-2

I have a zip file which contains some regular files. This file is uploaded to a fileserver. Now I am trying to compute the sha256 checksum for the zip file, then write the checksum into a *.sha256sum file and upload to the fileserver as well.

Then when one downloads the zip file and the checksum file (.sha256sum) from the fileserver, he/she computes again the sha256 of the zip file and compare it with the one stored as text in the checksum file (.sha256sum) just downloaded.

When I try to compute the sha256 checksum of the zip file i get an error.

with open(filename) as f:
    data = f.read()
    hash_sha256 = hashlib.sha256(data).hexdigest()

The error is the following and it is thrown in line data = f.read():

in decode
    return codecs.charmap_decode(input,self.errors,decoding_table)[0]
UnicodeDecodeError: 'charmap' codec can't decode byte 0x90 in position 44: character maps to <undefined>
Willy
  • 9,848
  • 22
  • 141
  • 284
  • This has **nothing to do with** the hash computation - as indicated by where the error message is raised. (In the future, please show a [complete](https://meta.stackoverflow.com/questions/359146/) error traceback.) The problem is that you attempt to open a file *that does not represent text, in text mode*. – Karl Knechtel May 17 '23 at 01:39

1 Answers1

2

You must open the file in binary mode:

with open(filename, 'rb') as f:
    data = f.read()
    hash_sha256 = hashlib.sha256(data).hexdigest()

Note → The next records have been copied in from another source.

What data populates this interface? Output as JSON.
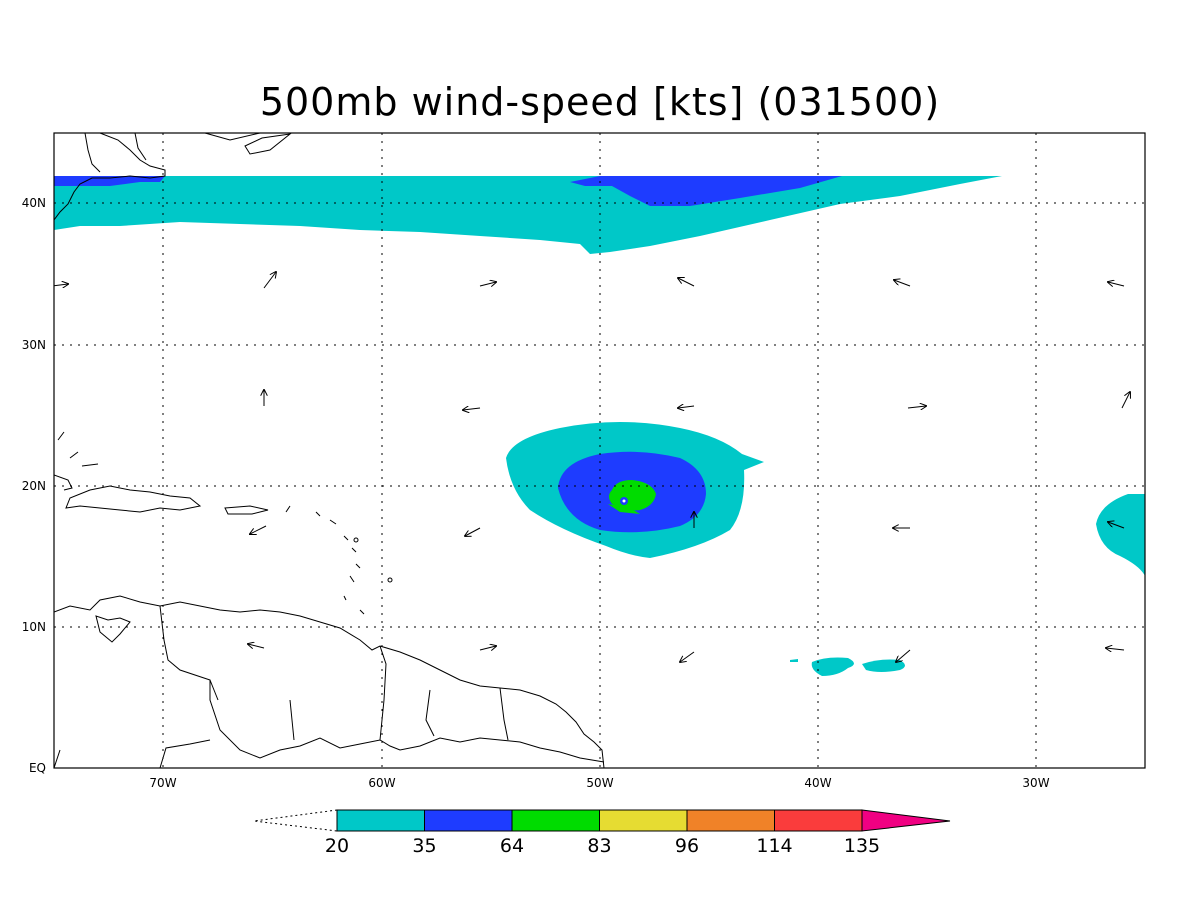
{
  "title": "500mb wind-speed [kts] (031500)",
  "axes": {
    "lat_labels": [
      "EQ",
      "10N",
      "20N",
      "30N",
      "40N"
    ],
    "lon_labels": [
      "70W",
      "60W",
      "50W",
      "40W",
      "30W"
    ]
  },
  "colorbar": {
    "thresholds": [
      "20",
      "35",
      "64",
      "83",
      "96",
      "114",
      "135"
    ],
    "colors": [
      "#00c8c8",
      "#1e3cff",
      "#00dc00",
      "#e6dc32",
      "#f08228",
      "#fa3c3c",
      "#f00082"
    ]
  },
  "wind_field": {
    "center_lon": -49,
    "center_lat": 19,
    "max_category_kts": "64-83"
  }
}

Per Reading and Writing files:

Normally, files are opened in text mode, that means, you read and write strings from and to the file, which are encoded in a specific encoding.

So, there's something going on under the hood to make it usable text, which you don't want.

Appending a 'b' to the mode opens the file in binary mode. Binary mode data is read and written as bytes objects.